Pitt students, faculty and staff worked to bridge the distance between passion and everyday life at a poetry workshop Thursday afternoon. Jasmine Green guided the workshop and described her experiences with finding passion.
“I feel like extending the joy and the clarity,” Green, a workshop assistant at the Center for Creativity, said. “I feel, when I paint, just extending that outwards to everything would just be this revolutionary experience for me.”
About 10 participants attended the Zoom workshop, “Me in the Poetry: A Longed-For Bed,” hosted by the Center. The event was held in collaboration with the week-long Black Study Intensive “Collective Protest and Rebellion” sponsored by The Center for African American Poetry and Poetics. A recording of the workshop will be posted on the Center for Creativity’s YouTube channel for those unable to attend the event.
The workshop focused on the theme of Audre Lorde’s essay “Uses of the Erotic: The Erotic as Power.” Green began the workshop by explaining some of the main ideas of Lorde’s essay.
“Lorde finds the separation of what we’re truly passionate about from our day-to-day lives and what we’re putting most of our time and energy into as basically tantamount to a tragedy,” Green said.
Green went on to describe how the workshop intends to help participants start to close the gap identified by Lorde by exploring their personal passions through poetry. She said the aim of the workshop is to help writers explore their relationship to their life’s passions.
“The goals of this workshop are using poetry to pull people into our perspectives and setting a framework in which you can spark ideas that you can continue to think about and work on after this workshop ends,” Green said.
In the first section of the event, participants were asked to identify a few of the things in their lives they are passionate about. Attendees also wrote about how they first discovered the passion and what about the activity appeals to them.
Green used her personal experience with painting as an example.
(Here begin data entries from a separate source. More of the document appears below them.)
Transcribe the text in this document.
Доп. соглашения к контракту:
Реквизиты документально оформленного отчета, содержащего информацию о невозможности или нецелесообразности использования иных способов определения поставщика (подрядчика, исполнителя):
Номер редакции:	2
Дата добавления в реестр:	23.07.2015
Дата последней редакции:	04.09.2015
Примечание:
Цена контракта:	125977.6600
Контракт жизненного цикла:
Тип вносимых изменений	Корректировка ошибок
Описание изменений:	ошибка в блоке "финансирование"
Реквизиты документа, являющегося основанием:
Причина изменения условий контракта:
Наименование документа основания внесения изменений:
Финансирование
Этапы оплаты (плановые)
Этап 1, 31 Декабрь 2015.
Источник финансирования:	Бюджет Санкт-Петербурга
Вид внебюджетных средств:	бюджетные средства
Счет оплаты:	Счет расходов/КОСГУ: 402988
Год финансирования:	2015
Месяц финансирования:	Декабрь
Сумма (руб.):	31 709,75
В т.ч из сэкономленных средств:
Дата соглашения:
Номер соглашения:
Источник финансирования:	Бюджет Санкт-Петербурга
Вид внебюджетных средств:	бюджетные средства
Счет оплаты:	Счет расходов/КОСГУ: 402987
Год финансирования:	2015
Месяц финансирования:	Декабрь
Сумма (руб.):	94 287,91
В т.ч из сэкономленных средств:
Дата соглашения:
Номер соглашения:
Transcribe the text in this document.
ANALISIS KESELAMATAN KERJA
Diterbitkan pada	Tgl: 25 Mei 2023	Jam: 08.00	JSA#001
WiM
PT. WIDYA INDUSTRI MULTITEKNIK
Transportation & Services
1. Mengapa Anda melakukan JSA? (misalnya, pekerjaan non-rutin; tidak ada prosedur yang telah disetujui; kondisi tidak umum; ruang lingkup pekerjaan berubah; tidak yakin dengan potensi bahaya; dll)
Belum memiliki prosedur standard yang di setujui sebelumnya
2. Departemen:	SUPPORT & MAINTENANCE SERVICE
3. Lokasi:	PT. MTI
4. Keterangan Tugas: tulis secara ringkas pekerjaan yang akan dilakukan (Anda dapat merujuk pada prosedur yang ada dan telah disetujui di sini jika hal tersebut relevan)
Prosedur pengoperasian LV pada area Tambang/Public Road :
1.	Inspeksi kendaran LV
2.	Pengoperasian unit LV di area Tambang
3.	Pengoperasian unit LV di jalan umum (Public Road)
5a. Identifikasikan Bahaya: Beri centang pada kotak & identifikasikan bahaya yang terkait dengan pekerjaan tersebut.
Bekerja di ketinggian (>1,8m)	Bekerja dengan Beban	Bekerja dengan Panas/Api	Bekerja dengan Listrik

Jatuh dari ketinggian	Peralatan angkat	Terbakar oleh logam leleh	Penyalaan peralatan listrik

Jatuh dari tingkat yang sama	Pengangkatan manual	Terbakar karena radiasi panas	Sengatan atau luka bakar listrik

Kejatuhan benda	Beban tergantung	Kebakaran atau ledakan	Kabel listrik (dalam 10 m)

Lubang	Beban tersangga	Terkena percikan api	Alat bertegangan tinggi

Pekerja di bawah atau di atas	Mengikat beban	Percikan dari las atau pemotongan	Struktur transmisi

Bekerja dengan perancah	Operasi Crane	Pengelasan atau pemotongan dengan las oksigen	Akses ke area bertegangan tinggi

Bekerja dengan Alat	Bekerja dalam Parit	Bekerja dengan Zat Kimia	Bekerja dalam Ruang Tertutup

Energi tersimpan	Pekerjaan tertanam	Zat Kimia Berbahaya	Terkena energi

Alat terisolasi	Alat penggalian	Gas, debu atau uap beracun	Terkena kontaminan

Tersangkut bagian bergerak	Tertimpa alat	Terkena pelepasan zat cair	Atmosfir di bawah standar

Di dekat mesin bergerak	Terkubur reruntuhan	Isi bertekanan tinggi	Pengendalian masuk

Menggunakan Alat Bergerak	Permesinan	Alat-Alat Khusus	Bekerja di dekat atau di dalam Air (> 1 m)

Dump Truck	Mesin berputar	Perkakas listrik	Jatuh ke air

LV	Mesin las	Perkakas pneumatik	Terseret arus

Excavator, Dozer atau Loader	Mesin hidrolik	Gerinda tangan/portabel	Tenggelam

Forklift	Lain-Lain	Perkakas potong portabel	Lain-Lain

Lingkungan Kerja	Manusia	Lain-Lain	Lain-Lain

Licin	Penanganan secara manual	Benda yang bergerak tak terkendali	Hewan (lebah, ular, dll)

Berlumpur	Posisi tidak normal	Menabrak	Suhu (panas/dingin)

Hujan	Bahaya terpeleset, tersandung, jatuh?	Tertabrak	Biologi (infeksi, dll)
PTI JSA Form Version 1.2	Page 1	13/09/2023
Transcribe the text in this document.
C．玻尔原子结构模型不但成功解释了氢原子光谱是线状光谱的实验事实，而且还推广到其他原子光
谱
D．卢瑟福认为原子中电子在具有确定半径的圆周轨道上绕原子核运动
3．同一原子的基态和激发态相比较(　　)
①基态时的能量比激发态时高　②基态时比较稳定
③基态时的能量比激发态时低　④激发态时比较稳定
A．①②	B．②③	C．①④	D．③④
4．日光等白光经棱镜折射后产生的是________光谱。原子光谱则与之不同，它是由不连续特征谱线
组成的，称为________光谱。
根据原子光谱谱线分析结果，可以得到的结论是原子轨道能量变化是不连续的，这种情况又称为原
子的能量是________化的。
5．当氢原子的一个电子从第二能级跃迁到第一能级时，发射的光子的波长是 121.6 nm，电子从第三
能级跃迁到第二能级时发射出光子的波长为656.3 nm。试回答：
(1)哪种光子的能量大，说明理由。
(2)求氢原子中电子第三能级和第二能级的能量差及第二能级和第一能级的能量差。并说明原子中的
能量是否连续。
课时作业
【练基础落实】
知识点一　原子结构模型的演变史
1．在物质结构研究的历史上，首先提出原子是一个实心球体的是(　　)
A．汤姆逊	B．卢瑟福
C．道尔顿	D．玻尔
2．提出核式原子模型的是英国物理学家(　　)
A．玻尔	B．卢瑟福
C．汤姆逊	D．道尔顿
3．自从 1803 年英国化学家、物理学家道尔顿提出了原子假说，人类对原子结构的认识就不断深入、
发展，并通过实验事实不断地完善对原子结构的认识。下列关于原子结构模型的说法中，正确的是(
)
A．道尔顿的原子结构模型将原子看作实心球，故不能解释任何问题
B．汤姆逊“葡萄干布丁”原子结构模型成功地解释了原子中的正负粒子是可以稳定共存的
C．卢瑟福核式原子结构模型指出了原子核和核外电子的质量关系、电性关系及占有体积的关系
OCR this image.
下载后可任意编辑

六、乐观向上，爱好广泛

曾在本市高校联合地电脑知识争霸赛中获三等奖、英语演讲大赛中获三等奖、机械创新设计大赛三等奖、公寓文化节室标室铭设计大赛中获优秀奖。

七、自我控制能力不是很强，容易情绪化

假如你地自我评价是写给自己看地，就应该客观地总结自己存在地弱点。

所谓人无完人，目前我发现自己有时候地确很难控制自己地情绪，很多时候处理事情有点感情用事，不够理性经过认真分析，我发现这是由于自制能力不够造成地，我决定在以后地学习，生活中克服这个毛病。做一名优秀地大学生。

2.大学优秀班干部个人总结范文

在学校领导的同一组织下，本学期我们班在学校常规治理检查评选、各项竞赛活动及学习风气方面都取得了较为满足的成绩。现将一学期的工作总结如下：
She reflected on how she discovered painting in high school as a way to boost her mood.
“The easiest one would be, for me, painting,” Green said. “It’s something I’ve been doing for a long time, it’s something that I end up returning to whenever I kind of just need a mental pick-me-up.”
The attendees then picked one passion they identified in the first section and explored their relationship to the activity in more detail. Participants wrote about why they keep coming back to the passion and if they currently have time to dedicate to the activity. They were also asked to identify if they are considering turning their passion into a business.
Green continued to use the example of painting and explained she returns to the activity at least once every few days as a way to ground herself.
“Like when I feel like everything else is getting away from me,” Green said. “This is this one thing that I can always return back to.”
In the next section, attendees were asked to write about how their passion makes them feel, if they are ever exhausted or frustrated by it and what impact their passion has had on their life.
Green said she occasionally feels frustrated by painting if an idea doesn’t turn out the way she originally wanted, so she thinks about the reasons she loves painting to maintain a positive outlook.
“I just kind of have to think about what I actually love about this and a lot of it is just about having fun,” Green said.
Participants then organized their thoughts into groups in order to create loose stanzas for their poems, and were encouraged to add more detail to the simple structures of their poems by incorporating literary devices into their language.
Green shared a metaphor she created and explained how she was inspired by the earlier section of the workshop where she identified painting as something she is passionate about.
“You see that conversion from something that’s rather simple and laid out,” Green said. “Literary device will take that and create something that someone who’s reading it can feel a tangible experience with.”
Green said she hopes this workshop will help bring people happiness as they explore the things they are passionate about.
“Things right now might not necessarily be the best depending on everyone’s situation,” Green said. “But I think right now it’s really important to embrace joy in any way that we can.”